Tu Xiaoning’in elleri duraksadı. “Sen, sen beni götürecek misin?”
Ji Yuheng kravatını çıkarıp kıyafetlerini değiştirirken, “Paranı çaldırman önemli değil ama ya kendini çaldırırsan?” dedi.
Tu Xiaoning hemen itiraz etti. “Öyle bir şey olmaz.”
“Nasıl olmaz?” Belindeki kemeri inanılmaz derecede karizmatik bir hareketle çıkardı.
Sonra kemeri yatağa fırlattı. “İnternette tanıştığın birileriyle görüşeceksin. Karşındaki insanın kim olduğunu, ne amaçla oradalar biliyor musun? A şehrine daha önce hiç gelmediğini sen kendin söyledin. Buna rağmen tek başına buluşmaya gidiyorsun. İnsanlarla kaynaşmak istemen güzel ama kendini korumayı da bilmelisin. Görüyorum ki kandırılmandan yeterince ders almamışsın.”
Tu Xiaoning bir süre donup kaldı. “Benim için endişeleniyor musun? ”
“Sence?”
Tu Xiaoning bir şey demedi.
Ji Yuheng elini uzatıp onu yanına çekti ve sesini yumuşattı. “Genelde çok meşgul olduğum için seninle ilgilenemiyorum. Sen de her şeyi düşünmeden yapıyorsun. Ya kötü niyetli birine denk gelirsen ve başına bir şey gelirse, seni nasıl bulacağım?”

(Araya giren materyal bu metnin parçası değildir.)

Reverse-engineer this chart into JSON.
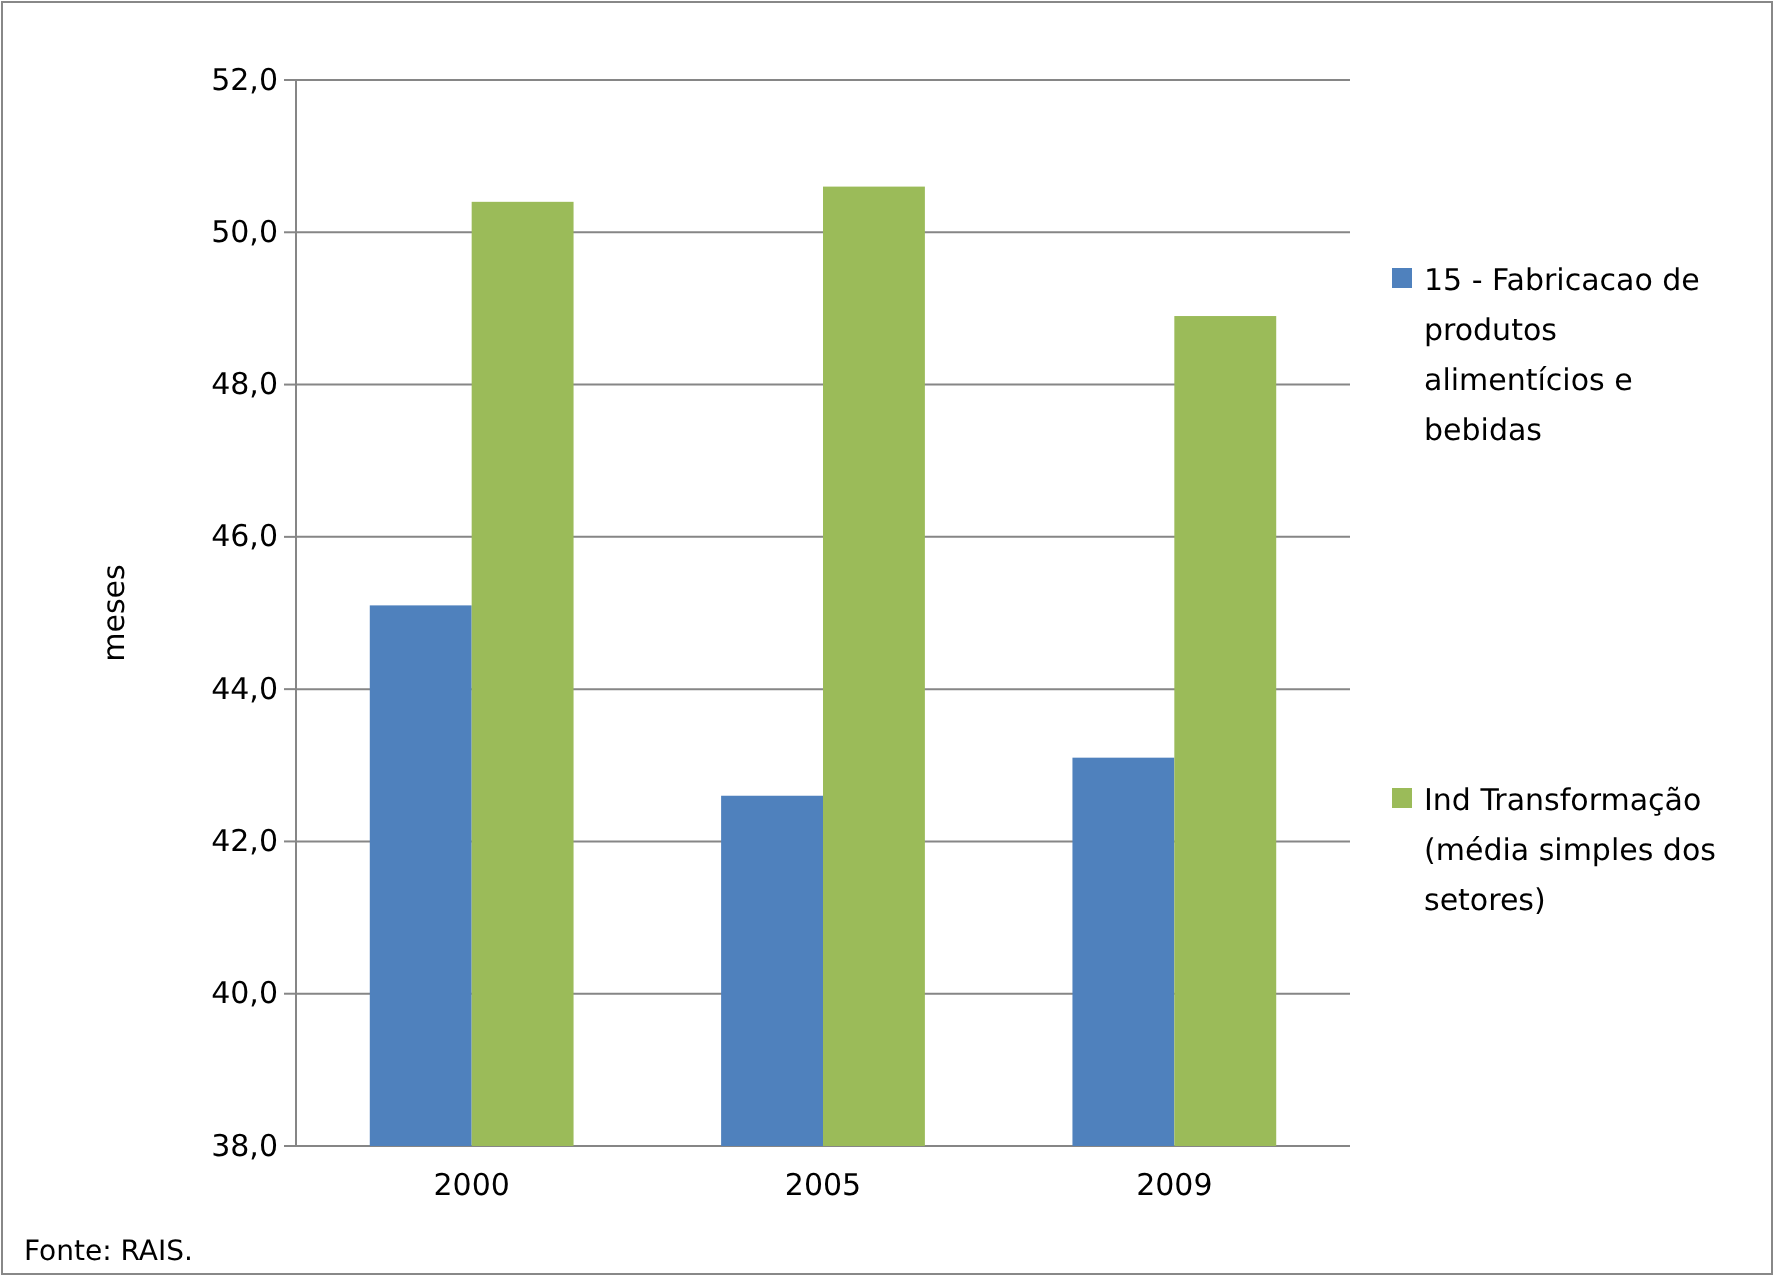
{
  "chart_data": {
    "type": "bar",
    "ylabel": "meses",
    "categories": [
      "2000",
      "2005",
      "2009"
    ],
    "series": [
      {
        "name": "15 - Fabricacao de produtos alimentícios e bebidas",
        "color": "#4f81bd",
        "values": [
          45.1,
          42.6,
          43.1
        ]
      },
      {
        "name": "Ind Transformação (média simples dos setores)",
        "color": "#9bbb59",
        "values": [
          50.4,
          50.6,
          48.9
        ]
      }
    ],
    "ylim": [
      38,
      52
    ],
    "yticks": [
      {
        "value": 38,
        "label": "38,0"
      },
      {
        "value": 40,
        "label": "40,0"
      },
      {
        "value": 42,
        "label": "42,0"
      },
      {
        "value": 44,
        "label": "44,0"
      },
      {
        "value": 46,
        "label": "46,0"
      },
      {
        "value": 48,
        "label": "48,0"
      },
      {
        "value": 50,
        "label": "50,0"
      },
      {
        "value": 52,
        "label": "52,0"
      }
    ],
    "grid": "y",
    "legend": "right",
    "annotations": [
      "Fonte: RAIS."
    ]
  }
}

Tu Xiaoning, onun avuçlarının içinde kalan eline baktı. Bunun bir şaka olduğunu bilse de kalbinde tatlı bir sıcaklık hissetti. “Evet, biraz düşüncesiz olabilirim ama aptal değilim. Günümüzde kim insan kaçırıyor ki? Sanki sokaklarda insan tacirleri dolaşıyor.”
“Peki o zaman, üç bin yuan’ı kim dolandırıldı?” diye sordu Ji Yuheng. “Sen bu devirde insan kaçakçılarının olmadığını mı sanıyorsun?”
Bir süre sessizlik oldu. Tu Xiaoning gözlerini aşağı indirdi ve daha alçak bir sesle “Eğer kaçırılırsam, sen de benden daha zeki ve daha iyi birini bulursun.” dedi.
Ji Yuheng biraz sertçe poposuna vurdu. “Ne saçmalıyorsun?”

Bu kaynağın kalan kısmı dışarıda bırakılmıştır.